Cena can still be a good guy, but this goodie two shoes act is getting old. Be a lil real, dirty him up a lil. I think this is what most people are asking for with him.
the only time I’ve ever seen a good two shoes act from him is when he’s mocking the perception of him as a goody two shoes.
Cena as a face isn’t the problem; the booking/writing of Cena as face is the problem.
It’s a given that the real John Cena is a loyal company man that spends countless hours doing charity work.
The character of John Cena is a smug prick who constantly talks about ‘Hustle, Loyalty & Respect’ but never demonstrates any of these qualities.
Jason pointed out all the loses Cena had this wrestling year but when did he ever act like those losses affected him? Cena, the character respects nothing and no one those losses didn’t phase him at all *poop joke poop joke*.
Maybe if John Cena wasn’t such a company man, if he was a little more Steve Austin, he’d veto some of the rubbish they tell him to do and make him say. Austin knew when it was time to clock out and walk out. I hope John Cena knows when that time is for him and doesn’t let the WWE machine keep running his ‘independently contracted’ into an early grave.
Austin took his ball and went home. The next time he wrestled, less than a year later was a last match. I’ve heard an interview by Jim Ross saying that Austin was in so much pain he wasn’t sure he’d survive.
So his thing about being against just throwing Brock vs Austin out there with no build seems pretty weak, because he should have known he was almost done and there might not have been time for that build.
Meanwhile, in a business where people always want realism I think Cena is real when he shakes off losses. In how many pro sports does the starr QB get to say the team owner is out to get him and the refs screwed them. You get to use your last loss as motivation for your next win, you get to say you regret is happened and say you’ve got to do better next time. That’s all you can do. That’s what Cena does
That’s why I didn’t say ALL fans have been hoping for a Cena heel turn, because I’m fine with face Cena too.
Cena makes more sense as a face because his whole character is being a friend to all children and standing up for what’s right.
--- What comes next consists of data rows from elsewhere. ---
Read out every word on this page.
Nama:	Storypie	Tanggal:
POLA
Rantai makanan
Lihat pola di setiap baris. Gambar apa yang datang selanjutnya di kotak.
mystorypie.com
Turning him heel would be like turning Rey Mysterio heel–the motivations that make someone do evil things are completely absent from both characters.
The fans’ problem is that, after eight years of trying to force a Cena heel turn, they no longer even understand what heels are or how heel turns are supposed to work. When Cena came out on Raw last night and joked about doing a heel turn, I saw people on Tumblr actually believing this was how they would turn him heel. It’s like they think he’ll just punch a random babyface for no reason, and suddenly he’ll be the 2003 rapper Cena all over again.
WWE’s problem, on the other hand, is that they’ve lost sight of what faces are, which is why nobody over 25 actually likes any of the good guys. But that’s a whole other discussion.